E. coli has 52 ribosomal proteins and three rRNA components whose synthesis must be coordinated relative to the growth rate of the cell. The ribosomal protein operons comprise 16 transcription units having between 1 to 11 genes. AUTOGENOUS CONTROL MODEL suggests that the translation of a group of ribosomal proteins, encoding on a polycistronic mRNA, is inhibited by one of the proteins encoded within that operon. In the mRNA from the rpl11-rpl1 operon, Rpl1 binds to the mRNA preventing translation. The proteins that control translation typically bind directly the 16S or 23S rRNAs, so if growth slows and these rRNAs decrease, the proteins bind to mRNAs and prevent translation. Regulation is achieved by having similar binding sites in the mRNA to those normally bound by the protein in rRNA. Binding of protein to mRNA can affect the translation of more than one gene.

RECOMBINATIONAL REGULATION OF GENE EXPRESSION: FLAGELLAR PHASE VARIATION

Salmonella typhimurium has two genes for flagellin, encoded by the fliC and fljB genes. These are significantly different in structure and react differently to antibodies. Only one gene is expressed in any given cell at one time, but the bacterium can switch from one gene to the other at a frequency of about 10-3 to 10-5 per cell per generation. Figure 34 shows the organization of the fliC and fljB genes, which are not close to one another on the genome. The fljB-fljA operon includes an upstream region of 993 bp, called the H region. The H region is flanked by two 26 bp sequences, designated hixL (repeat L) and hixR (repeat R). Each 26 bp sequence is composed of 2 imperfect 13 bp repeats, and thus can serve as sites of recombination. The promoter for fljB-fljA is located within the H region, and in one orientation can transcribe this operon. When the fljB-fljA operon is transcribed, the FljA repressor prevents transcription of the fliC flagellin gene and prevents the formation of the H1 flagellin.

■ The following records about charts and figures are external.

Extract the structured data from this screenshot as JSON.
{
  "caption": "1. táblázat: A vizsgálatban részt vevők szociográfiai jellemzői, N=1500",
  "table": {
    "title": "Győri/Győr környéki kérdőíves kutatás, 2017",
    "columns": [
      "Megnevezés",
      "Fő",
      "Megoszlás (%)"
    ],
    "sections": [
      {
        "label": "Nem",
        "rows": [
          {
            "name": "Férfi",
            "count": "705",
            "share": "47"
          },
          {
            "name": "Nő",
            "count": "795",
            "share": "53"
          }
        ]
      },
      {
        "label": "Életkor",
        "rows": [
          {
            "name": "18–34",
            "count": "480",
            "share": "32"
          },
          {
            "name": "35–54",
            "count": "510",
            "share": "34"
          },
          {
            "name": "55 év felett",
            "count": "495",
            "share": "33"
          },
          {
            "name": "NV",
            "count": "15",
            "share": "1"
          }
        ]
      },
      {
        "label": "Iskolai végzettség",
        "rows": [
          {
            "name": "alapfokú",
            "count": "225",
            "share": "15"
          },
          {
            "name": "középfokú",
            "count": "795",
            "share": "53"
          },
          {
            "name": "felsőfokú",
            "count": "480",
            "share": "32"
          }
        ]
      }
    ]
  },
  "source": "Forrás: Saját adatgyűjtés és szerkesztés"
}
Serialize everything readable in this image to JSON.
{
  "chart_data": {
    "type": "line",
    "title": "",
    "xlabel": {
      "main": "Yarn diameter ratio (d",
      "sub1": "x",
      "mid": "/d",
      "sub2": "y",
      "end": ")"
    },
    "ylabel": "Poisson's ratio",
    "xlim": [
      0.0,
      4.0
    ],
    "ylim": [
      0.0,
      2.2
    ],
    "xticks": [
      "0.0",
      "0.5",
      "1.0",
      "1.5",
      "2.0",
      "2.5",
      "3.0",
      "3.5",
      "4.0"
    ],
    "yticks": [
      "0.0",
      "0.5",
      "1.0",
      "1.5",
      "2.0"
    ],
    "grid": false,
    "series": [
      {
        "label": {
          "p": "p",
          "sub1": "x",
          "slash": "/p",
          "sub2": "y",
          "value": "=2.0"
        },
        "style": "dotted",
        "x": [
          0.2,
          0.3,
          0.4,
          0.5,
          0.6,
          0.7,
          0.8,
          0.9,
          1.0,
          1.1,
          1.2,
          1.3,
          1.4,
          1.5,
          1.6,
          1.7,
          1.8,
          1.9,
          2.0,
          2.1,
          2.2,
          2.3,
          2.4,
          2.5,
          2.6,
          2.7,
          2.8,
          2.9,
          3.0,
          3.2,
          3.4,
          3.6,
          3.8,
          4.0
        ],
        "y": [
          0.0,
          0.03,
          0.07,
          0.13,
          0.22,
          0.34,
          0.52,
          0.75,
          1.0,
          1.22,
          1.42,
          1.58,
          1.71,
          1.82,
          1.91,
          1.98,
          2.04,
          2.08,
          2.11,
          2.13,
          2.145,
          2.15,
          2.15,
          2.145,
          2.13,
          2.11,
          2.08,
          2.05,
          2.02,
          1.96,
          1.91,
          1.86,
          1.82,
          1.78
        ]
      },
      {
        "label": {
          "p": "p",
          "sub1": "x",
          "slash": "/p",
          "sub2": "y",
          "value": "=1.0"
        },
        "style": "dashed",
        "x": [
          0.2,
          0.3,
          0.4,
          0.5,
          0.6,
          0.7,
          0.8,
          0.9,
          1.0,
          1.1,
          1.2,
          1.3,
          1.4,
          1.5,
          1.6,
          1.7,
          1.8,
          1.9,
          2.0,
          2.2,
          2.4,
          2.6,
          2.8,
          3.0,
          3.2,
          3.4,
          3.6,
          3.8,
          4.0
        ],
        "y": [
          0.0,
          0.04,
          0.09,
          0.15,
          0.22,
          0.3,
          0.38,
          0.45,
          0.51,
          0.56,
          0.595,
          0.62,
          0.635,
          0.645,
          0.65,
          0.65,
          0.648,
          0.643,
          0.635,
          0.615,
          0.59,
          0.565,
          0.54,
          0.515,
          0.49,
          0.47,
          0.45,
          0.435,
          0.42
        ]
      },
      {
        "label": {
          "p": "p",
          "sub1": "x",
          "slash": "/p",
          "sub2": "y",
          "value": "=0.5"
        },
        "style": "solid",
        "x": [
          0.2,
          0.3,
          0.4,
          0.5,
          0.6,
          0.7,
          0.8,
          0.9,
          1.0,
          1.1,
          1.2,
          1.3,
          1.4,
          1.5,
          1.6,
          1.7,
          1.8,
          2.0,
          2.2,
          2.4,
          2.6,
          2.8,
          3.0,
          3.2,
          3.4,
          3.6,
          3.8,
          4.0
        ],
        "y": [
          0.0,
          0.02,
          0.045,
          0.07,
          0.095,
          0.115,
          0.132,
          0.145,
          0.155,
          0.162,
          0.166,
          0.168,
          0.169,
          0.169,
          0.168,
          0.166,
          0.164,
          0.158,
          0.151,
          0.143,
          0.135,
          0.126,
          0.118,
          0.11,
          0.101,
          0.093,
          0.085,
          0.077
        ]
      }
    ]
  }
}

The hin gene, which has its own promoter internal within the H sequence, encodes a site-specific recombinase that can flip the H region so that the promoter for fljB-fljA is no longer oriented in the proper direction to transcribe the fljB-fljA genes. Inversion by Hin function is stimulated by a second protein, Fis, which binds to enhancer sequences in the H region. Hin-Fis protein-protein interactions, forming and "INVERTASOME," facilitate H region inversion by a looping mechanism. Similar mechanisms are used to regulate expression of alternative genes in many other organisms.